O Presidente brasileiro, Luís Inácio Lula da Silva, iniciou, madrugada desta terça-feira (00.10h), uma visita de aproximadamente 24 horas a Moçambique, devendo, esta quarta-feira, visitar a fábrica de medicamentos contra HIV/ SIDA patrocinada por Brasília, nos arredores de Maputo.

O protocolo de intenções na área da Saúde para criar uma fábrica de medicamentos antiretrovirais foi assinado em 2003, no âmbito de uma visita de Lula da Silva a Moçambique, e agora, na última visita como Presidente, apenas vai “inspeccionar” o local.

Antes de se deslocar ao local onde será erguida a fábrica, visitará um laboratório, depois terá um encontro com o Presidente Armando Guebuza no palácio da Ponta Vermelha, seguido de uma sessão de assinatura formal de acordos de cooperação.

“Já não quero falar em datas (de inauguração) porque sofreu vários atrasos, até por inexperiência nossa, é a primeira vez que se faz uma coisa destas”, disse António Souza e Silva, embaixador do Brasil em Maputo, que acredita que em meados do próximo ano os primeiros medicamentos possam começar a ser embalados no local, embora a fabricação só comece mais tarde.

No fim do mês passado, chegou do Rio de Janeiro a primeira máquina para a fábrica, uma emblistadeira (para moldar e embalar comprimidos) e a formação dos técnicos já começou. É essa formação que Lula da Silva vai presenciar.

Segundo o embaixador, “o Brasil já encomendou todos os equipamentos, tanto máquinas como equipamentos de apoio, e laboratórios, que começam a chegar a Moçambique dentro de três a quatro meses”.

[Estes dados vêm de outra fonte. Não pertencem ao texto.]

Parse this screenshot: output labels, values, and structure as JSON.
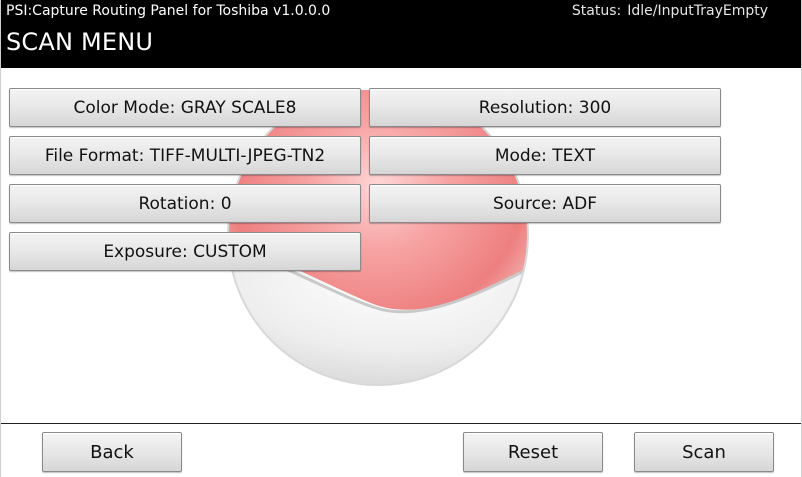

Mas há outro problema que está ainda por resolver. O edifício onde vai funcionar a fábrica tem de ser adaptado de acordo com as exigências da OMS (Organização Mundial da Saúde) e essa parte cabe ao Governo moçambicano, que não tem o total do dinheiro.

Depois do protocolo assinado em 2003, só em 2007 o Brasil finalizou e entregou o estudo de viabilidade técnicoeconómica. Em Janeiro deste ano, o Governo de Brasília autorizou a doação de oito milhões de dólares para os equipamentos, mas só em Maio o Governo de Maputo lançou o concurso para as obras.

Mas a melhor proposta tinha um custo muito superior ao que o Governo tinha para gastar: estão disponíveis três milhões para uma obra de 5,4 milhões.

A FIOCRUZ (Fundação Oswaldo Cruz), ligada ao Ministério da Saúde do Brasil, disponibilizou-se para contribuir com mais 600 mil. Ainda não chega. A Vale, empresa brasileira de mineração a operar em Moçambique, disponibilizouse para contribuir, mas “não há ainda uma situação definida ou decisão de quanto a empresa poderá aportar ao projecto”, segundo a embaixada do Brasil em Maputo.

A Vale já deu de forma incondicional 110 mil dólares para a recuperação da área exterior. Esse trabalho pelo menos foi feito. De acordo com Souza e Silva, adaptar o edifício segundo o exigido pela OMS serve para que os medicamentos ali produzidos possam receber certificação internacional e assim ser exportados.

Em África há várias fábricas de antiretrovirais, mas, segundo o responsável, a de Moçambique será a primeira com os requisitos técnicos necessários para que os produtos possam ser vendidos para outros países.

O Brasil doou também a Moçambique os dossiês de quatro medicamentos, que serão no futuro produzidos na fábrica da Matola. Além de antiretrovirais, a fábrica irá fazer 21 outros medicamentos. Só não se sabe é quando.